P.L.: You once made the statement that you understand your art as the reflection of our lives as spiritual beings. Only, in recent decades there has scarcely been a claim of modern abstract art which was more basically criticized than that of expressing the “Spiritual in Art”, as Kandinsky worded it. Fundamental to the so-called post modern era was, among other things, a radical criticism of metaphysics.

J.G.: At the core of all artistic efforts is the concern, implicitly or explicitly, to express and experience what it means to be human. To be human means more than to be able to think; it encompasses the integration of all the senses and faculties we associate with the human person. The fullness of the experiences of the senses with the thoughts of the mind interpreted in and through the body is a holistic encounter that can be brought into being through the arts. “Spirituality” is a problem in contemporary art, much because it is also a problem in contemporary life. The artist’s impulse in post-modernism has been to deny spirituality, to turn abstract art into a purely formal exercise void of inner meaning and beyond that to actually reduce art into a form of commoditized, if somewhat unusual, communication. It lacks what Kandinsky calls “inner necessity” and what I call “individuated presence”, where external elements are reduced in such a manner that an “individuated” whole arises. My interest is in creating work that does not rely on the external to complete itself, thus giving the viewer the chance to find meaning within. With more emphasis on “communion” rather than “communication” in the dialogue between artwork and viewer, I strive to have the work be a catalyst for a contemplative experience of the self. In a culture, one of whose primary qualities is noise, I believe it is a worthwhile pursuit to attempt to rediscover oneself through silence.

P.L.: And yet, astonishingly, you live and work in New York City (Manúhattan), the world capital of noise, and not in the desert, like Agnes Martin.

J.G.: I have found that where I work, whether that has been in coastal Maine, New York City, or in the remote countryside of eastern Austria, has had little effect on the work itself. It is all part of that emptying out I spoke of earlier. The focus is more internal – but New York, of course, can be the ultimate diversion. Here there is a convergence of all elements of our culture. One can experience our culture’s highest and lowest moments all within a very short time, sometimes simultaneously. It is infinitely complex and alive – it is colossal and omnipresent. Over time, though, you learn how to shape your own, or make your own, New York. My New York, necessarily, has a lot more solitude and stillness than one might expect.

P.L.: I find it highly interesting that you speak of a process of individuation in the development of your work. According to C.G. Jung, one of the very first steps of individuation is to integrate your shadow, which means that one tries to accept the characteristics about oneself, which one normally suppresses and overlooks. With relationship to your work, what was suppressed, the shadow you had to integrate?

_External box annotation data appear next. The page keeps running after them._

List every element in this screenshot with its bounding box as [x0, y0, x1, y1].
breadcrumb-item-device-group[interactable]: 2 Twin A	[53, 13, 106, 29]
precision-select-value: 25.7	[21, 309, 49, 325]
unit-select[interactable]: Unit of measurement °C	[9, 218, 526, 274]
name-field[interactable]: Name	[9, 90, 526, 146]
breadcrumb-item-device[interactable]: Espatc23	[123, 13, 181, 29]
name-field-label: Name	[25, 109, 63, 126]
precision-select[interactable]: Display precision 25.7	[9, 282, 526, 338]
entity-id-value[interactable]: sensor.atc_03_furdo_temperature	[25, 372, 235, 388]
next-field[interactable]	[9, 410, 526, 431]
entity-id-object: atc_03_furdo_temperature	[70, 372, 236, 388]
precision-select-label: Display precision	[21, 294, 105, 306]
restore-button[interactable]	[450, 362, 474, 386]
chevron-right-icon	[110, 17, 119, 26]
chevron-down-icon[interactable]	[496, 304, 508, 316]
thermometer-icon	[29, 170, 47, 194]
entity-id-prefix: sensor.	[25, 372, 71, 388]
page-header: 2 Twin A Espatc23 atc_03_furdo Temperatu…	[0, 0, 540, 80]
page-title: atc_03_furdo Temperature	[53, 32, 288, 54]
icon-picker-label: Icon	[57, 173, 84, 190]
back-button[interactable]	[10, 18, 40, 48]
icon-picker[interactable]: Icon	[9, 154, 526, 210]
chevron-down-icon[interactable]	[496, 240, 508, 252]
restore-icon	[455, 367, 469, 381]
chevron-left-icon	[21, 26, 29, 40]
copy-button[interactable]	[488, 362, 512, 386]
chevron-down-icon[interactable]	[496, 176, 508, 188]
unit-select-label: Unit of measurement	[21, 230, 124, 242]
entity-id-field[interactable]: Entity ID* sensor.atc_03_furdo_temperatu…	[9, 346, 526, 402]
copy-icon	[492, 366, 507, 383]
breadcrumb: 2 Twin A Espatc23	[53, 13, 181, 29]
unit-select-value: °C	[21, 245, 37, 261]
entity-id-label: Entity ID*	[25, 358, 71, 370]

J.G.: Jung spoke of the search in humans for an archetypal experience, one that would give them an incorruptible value. As long as we depend upon outer conditions, he said, we depend upon our desires and ambitions. We depend upon other people because we have no value in ourselves. The sort of liberating experience that Jung spoke of would come to me in my studio. There was a piece I completed early on, a triptych, whose predominant characteristic was that each section was wrapped or concealed with either string or canvas. I worked on it with great intensity and when I was done, I was not able to return to my studio for a month. I had the dramatic self-realization at the time I completed the work, that my inner self was deeply buried underneath many layers shaped by the external. The structure of the piece masked its underlying nature, its inner nature, and that is what this work communicated to me. Coming back to the studio marked the beginning of the process of peeling away these layers and completely rebuilding myself, and illustrated to me how art can be the occasion through which one individuates. It was a formative experience and one that has guided me to develop my self and my work from an internal and intuitive core.